The arbitrator distinguished the present case from Concepcion and Stolt-Nielsen because the present case involved an employment dispute. The arbitrator reasoned that the right to proceed collectively under the Fair Labor Standards Act is so intertwined with substantive rights that denying collective relief would undermine those rights. Applying a deferential standard of review, the court refused to vacate the arbitrator’s clause construction award allowing for class arbitration.
This case involved issues similar to those being heard before the Supreme Court this term in Oxford Health Plans v. Sutter, and the defendants asked the court in the alternative to stay the arbitration pending the Sutter decision. However, the court refused to stay the arbitration.
Denying collective or class action relief is highly problematic, but I am concerned about sending collective or class actions into arbitration. There is a problem of collusion with class proceedings, and with the secrecy of arbitration and the lack of procedural protections in arbitration, I am concerned the risk of collusion and risk of harming absent class members may be greater in class arbitration. Ideally, these collective or class actions should proceed in court.
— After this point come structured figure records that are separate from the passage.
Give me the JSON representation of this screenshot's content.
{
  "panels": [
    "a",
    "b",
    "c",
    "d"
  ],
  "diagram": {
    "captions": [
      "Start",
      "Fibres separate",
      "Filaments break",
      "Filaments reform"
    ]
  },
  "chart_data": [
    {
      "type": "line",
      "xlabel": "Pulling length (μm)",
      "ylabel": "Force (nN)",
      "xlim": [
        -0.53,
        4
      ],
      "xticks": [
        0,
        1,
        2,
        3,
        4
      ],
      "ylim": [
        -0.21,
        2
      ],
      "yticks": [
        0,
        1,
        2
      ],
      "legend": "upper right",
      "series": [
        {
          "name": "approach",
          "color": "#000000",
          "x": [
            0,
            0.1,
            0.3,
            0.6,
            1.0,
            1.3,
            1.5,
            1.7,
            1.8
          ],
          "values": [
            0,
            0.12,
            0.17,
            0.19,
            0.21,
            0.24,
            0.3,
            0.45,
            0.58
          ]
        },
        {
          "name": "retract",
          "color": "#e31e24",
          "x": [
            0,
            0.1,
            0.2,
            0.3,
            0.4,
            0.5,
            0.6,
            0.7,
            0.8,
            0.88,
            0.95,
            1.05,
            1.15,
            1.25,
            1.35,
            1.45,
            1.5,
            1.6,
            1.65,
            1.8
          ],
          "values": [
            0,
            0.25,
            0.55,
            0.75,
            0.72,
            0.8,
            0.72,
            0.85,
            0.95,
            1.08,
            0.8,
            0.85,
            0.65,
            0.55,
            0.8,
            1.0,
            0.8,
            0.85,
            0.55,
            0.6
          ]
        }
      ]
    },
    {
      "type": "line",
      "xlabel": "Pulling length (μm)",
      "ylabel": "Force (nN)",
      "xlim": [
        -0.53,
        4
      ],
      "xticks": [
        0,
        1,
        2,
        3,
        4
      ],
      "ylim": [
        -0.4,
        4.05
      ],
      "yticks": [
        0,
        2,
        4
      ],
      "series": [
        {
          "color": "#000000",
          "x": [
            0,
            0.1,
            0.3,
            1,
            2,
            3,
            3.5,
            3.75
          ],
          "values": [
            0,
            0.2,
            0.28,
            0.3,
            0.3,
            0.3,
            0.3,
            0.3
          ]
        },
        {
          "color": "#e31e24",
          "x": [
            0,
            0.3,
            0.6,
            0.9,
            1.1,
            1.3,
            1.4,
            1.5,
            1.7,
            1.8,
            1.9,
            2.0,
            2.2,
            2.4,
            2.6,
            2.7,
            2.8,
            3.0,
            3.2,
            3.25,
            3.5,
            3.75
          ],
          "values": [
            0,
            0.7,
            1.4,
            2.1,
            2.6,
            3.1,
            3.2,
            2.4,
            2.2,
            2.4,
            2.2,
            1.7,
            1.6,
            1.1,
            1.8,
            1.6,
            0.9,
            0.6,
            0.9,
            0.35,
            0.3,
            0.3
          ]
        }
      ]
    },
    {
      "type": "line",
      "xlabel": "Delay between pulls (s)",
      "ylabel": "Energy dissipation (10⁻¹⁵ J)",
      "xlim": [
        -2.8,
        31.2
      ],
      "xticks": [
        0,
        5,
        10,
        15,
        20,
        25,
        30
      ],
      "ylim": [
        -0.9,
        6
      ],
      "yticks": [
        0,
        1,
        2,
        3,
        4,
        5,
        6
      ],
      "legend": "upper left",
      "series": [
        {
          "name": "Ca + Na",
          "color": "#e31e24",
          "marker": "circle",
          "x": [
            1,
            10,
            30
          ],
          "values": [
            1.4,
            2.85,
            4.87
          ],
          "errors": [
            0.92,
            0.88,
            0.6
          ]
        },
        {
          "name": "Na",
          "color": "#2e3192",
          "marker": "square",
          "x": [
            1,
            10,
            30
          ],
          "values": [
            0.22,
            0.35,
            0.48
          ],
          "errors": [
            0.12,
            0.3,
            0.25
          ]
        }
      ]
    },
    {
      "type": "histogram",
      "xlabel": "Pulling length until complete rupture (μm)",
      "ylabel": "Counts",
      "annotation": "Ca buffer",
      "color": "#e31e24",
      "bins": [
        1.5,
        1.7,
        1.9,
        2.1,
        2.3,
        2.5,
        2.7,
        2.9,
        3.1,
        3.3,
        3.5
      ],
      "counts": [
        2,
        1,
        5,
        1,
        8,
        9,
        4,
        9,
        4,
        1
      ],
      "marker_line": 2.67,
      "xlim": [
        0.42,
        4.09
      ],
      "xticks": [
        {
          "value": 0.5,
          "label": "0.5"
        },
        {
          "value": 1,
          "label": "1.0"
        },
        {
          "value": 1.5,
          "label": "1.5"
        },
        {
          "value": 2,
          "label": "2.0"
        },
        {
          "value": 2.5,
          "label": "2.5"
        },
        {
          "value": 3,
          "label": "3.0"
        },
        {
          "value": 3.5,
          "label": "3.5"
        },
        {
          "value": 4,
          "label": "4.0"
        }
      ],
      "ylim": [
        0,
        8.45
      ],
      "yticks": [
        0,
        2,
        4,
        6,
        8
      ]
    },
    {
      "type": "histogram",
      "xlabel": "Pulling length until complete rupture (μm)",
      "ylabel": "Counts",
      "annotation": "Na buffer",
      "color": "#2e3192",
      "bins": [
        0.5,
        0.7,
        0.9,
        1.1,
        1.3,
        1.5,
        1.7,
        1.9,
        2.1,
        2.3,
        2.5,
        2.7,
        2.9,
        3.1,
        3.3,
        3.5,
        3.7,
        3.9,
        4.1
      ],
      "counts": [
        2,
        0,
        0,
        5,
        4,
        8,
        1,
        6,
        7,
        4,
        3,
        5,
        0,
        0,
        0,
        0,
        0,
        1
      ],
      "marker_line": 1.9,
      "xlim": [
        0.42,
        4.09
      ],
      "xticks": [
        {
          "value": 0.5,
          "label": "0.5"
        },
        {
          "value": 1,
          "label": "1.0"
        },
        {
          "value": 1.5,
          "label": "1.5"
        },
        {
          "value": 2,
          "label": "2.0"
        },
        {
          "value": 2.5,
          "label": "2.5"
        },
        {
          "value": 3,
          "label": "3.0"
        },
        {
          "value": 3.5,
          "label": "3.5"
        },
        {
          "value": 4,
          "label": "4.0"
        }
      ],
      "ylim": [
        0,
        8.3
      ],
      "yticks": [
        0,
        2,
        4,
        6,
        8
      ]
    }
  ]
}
In considering this question, it is important to be cognizant of the difference between FLSA collective actions and Rule 23 class actions. FLSA collective actions are “opt-in” rather than “opt-out,” and when the number of class members is relatively small, are more in the nature of joinder of the individual claims. Since each employee must affirmatively opt-in, the collusion problem is far smaller than it might be in a Rule 23-type opt-out arbitration class action proceeding. Thus, although i agree that proceeding in court would be preferable, and share the view that employment adhesion contracts should not be treated as a valid waiver by the employee of a judicial forum, I am not so concerned about collusion in these cases. Moreover, given that the size of most FLSA claims is small, the cost of the arbitral proceeding may be prohibitive absent a collective action.
Excellent observation! Thanks so much for sharing. I had forgotten about the difference between opt-in and opt-out proceedings. But this raises a larger problem for me. When interpreting a “silent” clause as permitting class arbitrations, how does the arbitrator know what class rules the parties agreed on? The AAA developed supplementary class arbitration rules based on FRCP 23, which I believe provided for opt-outs. If these AAA class rules are used, there will not be any opt-ins. By having a silent clause, did the parties agree to Rule 23 of the Federal Rules or some state variation thereof, or some (all?) of the court procedures used with FLSA collective actions, or perhaps all or some of the federal rules, or some mix of all the above? I dislike Concepcion for many reasons, and it is highly problematic to use the FAA as a shield from class action liability. However, one good point from Concepcion I tend to agree with is that changing from a bilateral arbitration to a class arbitration involves a fundamental transformation, and I don’t think mere silence should be interpreted to give rise to this fundamental transformation. Thanks again for sharing.